Voice — Mayva docs

pnpm voice opens a hold-to-talk overlay, transcribes locally, classifies the intent, and runs an action. No wake word. No continuous listening. No cloud STT.

How it works

[mic capture]  ──▶  [local STT]  ──▶  [intent classifier]  ──▶  [action]  ──▶  [say back]
   sox                whisper.cpp        Haiku · Zod schema       sqlite       say

Capture — sox records mono 16kHz WAV while you hold the button (or the global shortcut).
Transcribe — whisper-cpp runs small.en against the WAV. Sub-1s on Apple Silicon.

Classify — A short Haiku call with a Zod schema that pins the output shape:

z.discriminatedUnion('kind', [
  z.object({ kind: 'add_task', title: z.string(), dueAt: z.string().optional() }),
  z.object({ kind: 'dismiss_suggestion', id: z.string() }),
  z.object({ kind: 'recall', query: z.string() }),
  z.object({ kind: 'unknown' }),
])

Act — Run the action against the local DB. Conflict detection, side effects, the works.
Confirm — say reads back a one-sentence confirmation. “Added: deep work block, 4 to 4:30 pm tomorrow. Conflicts with finance review.”

Total round-trip from release-to-confirm: ~2 seconds on a clean cache.

Backends

pnpm voice checks for transcription backends in this order:

Backend	Notes
`whisper-cpp`	Fastest. The default. `brew install whisper-cpp`.
`openai-whisper`	Python. `pip install openai-whisper`. Fallback if no `whisper-cpp` on PATH.
`mlx-whisper`	Apple Silicon optimized. Fastest on M-series. `pip install mlx-whisper`.
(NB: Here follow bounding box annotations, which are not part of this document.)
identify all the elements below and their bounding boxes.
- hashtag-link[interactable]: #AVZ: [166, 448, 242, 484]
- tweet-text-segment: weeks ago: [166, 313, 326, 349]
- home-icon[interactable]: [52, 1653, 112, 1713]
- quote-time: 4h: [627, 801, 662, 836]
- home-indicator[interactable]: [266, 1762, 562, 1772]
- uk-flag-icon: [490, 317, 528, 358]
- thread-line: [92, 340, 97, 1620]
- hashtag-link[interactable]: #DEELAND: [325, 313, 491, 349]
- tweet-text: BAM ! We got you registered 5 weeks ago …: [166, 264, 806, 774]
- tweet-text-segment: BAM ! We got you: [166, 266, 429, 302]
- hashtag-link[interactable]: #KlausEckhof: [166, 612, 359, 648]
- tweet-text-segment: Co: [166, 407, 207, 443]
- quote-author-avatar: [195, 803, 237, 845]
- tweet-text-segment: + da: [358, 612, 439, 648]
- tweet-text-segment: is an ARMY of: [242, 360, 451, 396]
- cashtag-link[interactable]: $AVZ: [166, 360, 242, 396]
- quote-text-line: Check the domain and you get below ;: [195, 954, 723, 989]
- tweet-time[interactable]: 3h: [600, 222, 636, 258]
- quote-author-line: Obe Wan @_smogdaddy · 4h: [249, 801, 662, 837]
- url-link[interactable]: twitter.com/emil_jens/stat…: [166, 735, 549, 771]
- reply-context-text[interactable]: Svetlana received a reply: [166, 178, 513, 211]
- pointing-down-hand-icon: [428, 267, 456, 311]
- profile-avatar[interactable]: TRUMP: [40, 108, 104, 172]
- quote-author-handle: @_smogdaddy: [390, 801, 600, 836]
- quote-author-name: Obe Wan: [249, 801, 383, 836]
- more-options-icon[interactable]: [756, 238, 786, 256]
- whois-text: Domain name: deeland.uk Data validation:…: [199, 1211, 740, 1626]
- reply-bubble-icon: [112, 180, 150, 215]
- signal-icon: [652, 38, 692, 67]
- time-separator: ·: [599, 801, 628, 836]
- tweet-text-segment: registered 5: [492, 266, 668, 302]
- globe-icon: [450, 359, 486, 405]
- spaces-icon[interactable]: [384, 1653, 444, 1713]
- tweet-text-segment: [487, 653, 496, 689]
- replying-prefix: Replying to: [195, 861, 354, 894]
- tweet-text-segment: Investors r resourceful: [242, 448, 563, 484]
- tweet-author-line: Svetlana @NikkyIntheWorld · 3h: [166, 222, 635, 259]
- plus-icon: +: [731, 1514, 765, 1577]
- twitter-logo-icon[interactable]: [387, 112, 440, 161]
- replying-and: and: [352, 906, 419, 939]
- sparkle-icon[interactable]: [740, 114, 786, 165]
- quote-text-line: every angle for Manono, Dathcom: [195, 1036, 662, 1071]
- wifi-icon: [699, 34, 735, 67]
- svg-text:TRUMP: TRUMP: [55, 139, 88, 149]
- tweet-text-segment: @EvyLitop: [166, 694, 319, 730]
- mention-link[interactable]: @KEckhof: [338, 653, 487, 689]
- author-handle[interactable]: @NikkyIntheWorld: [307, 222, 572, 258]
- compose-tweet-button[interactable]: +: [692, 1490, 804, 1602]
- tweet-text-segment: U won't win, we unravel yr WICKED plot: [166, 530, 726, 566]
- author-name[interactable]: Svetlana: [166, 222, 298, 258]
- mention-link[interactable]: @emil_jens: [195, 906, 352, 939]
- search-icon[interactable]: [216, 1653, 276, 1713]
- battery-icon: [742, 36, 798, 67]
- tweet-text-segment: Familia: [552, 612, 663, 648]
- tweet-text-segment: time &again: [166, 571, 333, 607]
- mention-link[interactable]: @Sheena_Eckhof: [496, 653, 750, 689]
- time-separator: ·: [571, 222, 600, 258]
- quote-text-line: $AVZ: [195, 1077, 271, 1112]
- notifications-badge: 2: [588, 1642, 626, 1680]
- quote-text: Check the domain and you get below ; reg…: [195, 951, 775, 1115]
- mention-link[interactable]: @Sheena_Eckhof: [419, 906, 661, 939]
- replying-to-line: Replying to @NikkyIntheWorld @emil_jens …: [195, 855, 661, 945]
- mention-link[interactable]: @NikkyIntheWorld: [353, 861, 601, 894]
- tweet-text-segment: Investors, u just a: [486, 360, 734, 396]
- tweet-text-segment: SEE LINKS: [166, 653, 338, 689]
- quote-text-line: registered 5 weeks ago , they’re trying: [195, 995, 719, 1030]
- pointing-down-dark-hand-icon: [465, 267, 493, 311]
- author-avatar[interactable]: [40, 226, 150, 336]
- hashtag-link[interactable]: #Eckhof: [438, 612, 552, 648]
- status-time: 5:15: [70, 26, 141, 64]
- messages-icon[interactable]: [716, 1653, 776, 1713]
You can pin the backend with VOICE_BACKEND=mlx pnpm voice.

Why single-shot

Continuous listening is great for products that want to be ambient. Mayva isn’t. Two problems with always-on:

Privacy gradient — once you’re listening continuously, every conversation that drifts past the mic gets evaluated by a model. We don’t want the agent to know about conversations you didn’t address to it.
Cost gradient — every transcribed second is a tokenized call. Hold-to-talk caps cost at “what you intended to say.”

The trade-off: you have to push a button. We’re fine with that.

Customizing the intents

packages/desktop/src/voice/intents.ts is one file. The schema is at the top; the action map is at the bottom:

const ACTIONS: Record<Intent['kind'], (i: Intent) => Promise<string>> = {
  add_task: async (i) => addTask(i).then(confirm),
  dismiss_suggestion: async (i) => dismissSuggestion(i.id).then(() => 'dismissed'),
  recall: async (i) => searchVector(i.query).then(toSentence),
  unknown: async () => 'sorry, I didn\'t catch that',
};

Add a new intent: add a variant to the union, add a row to the action map, ship.

Limitations

macOS only today. Linux works for everything but the audio capture script depends on say which is Apple-only. PRs welcome.
English only with whisper-cpp small.en. Switch to a multilingual model for other languages.
No interruption handling — if you start the recording while say is still speaking, it’ll get garbled. We may add a quick mute on the next iteration.

Cost

Per voice call:

STT: 0 tokens (local).
Intent: ~600 input + ~50 output Haiku tokens. ~$0.0002/call.
Action: usually 0 tokens (direct DB write). Some actions (recall) embed locally; that’s also free.

Even at a hundred voice calls a day, you’re under $0.05.